Finance Minister Eveline Widmer-Schlumpf had said the
government could consider issuing an executive order on Friday
to allow banks to comply with U.S. demands, but the government
spokesman said her ministry was still working on the plans.
The spokesman told a regular cabinet news conference that
the finance ministry now planned to present a solution at the
next cabinet meeting on Wednesday or, more likely, a week later.
The finance ministry, which has repeatedly warned of the
threat of U.S. indictments of banks if parliament rejected the
legislation, has been in touch with the U.S. Department of
Justice to inform it of the situation, the spokesman said.
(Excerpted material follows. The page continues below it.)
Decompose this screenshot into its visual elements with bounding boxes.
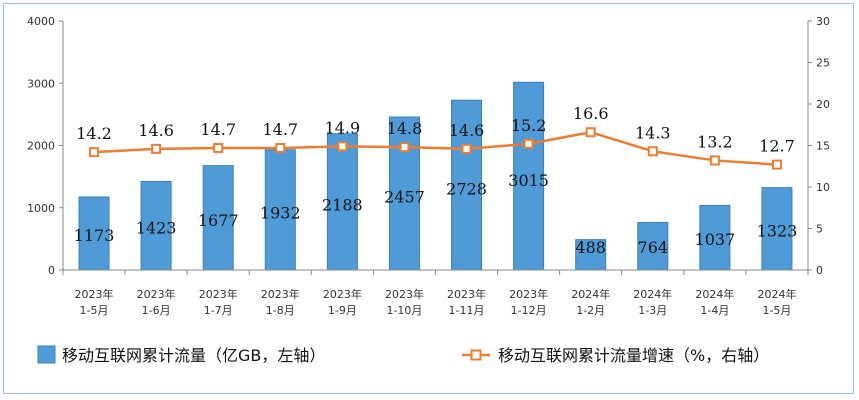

U.S. authorities want Swiss banks to pay fines potentially
amounting to $10 billion for the whole industry and hand over
the names of Americans it suspects of using secret accounts to
evade tax, but strict secrecy laws stop them from complying.
The bill that parliament rejected this week would have
allowed banks to sidestep those laws by revealing internal
information that would help U.S. authorities identify clients
while stopping short of handing over names.
The government used emergency powers to allow its biggest
bank, UBS, to hand over 4,450 client names in 2009 as
part of a U.S. settlement that included a $780 million fine
after it admitted to helping U.S. clients to dodge taxes.
In the case of UBS, the Swiss used those special measures to
override its secrecy laws because the bank was considered to be
of crucial importance to the country's financial system.
The government has ruled out a repeat of that step, but
looks set to grant permission for banks to transfer more
information as they seek to placate U.S. prosecutors.
Such an executive order faces likely legal challenges from
bank employees worried about their data being passed to U.S.
authorities that could delay the transfer, likely testing the
patience of the Department of Justice.
Swiss privacy laws have helped to make the Alpine country
the world's biggest offshore financial centre, but they have
also drawn the ire of countries seeking to fight tax evasion.
U.S. authorities have more than a dozen banks under formal
investigation, including Credit Suisse, Julius Baer
, the Swiss arm of Britain's HSBC, privately
held Pictet in Geneva and local government-backed Zuercher
Kantonalbank and Basler Kantonalbank.
Earlier this year a U.S. indictment felled Switzerland's
oldest private bank, Wegelin & Co, which closed after paying a
$58 million fine and pleading guilty to aiding tax evasion.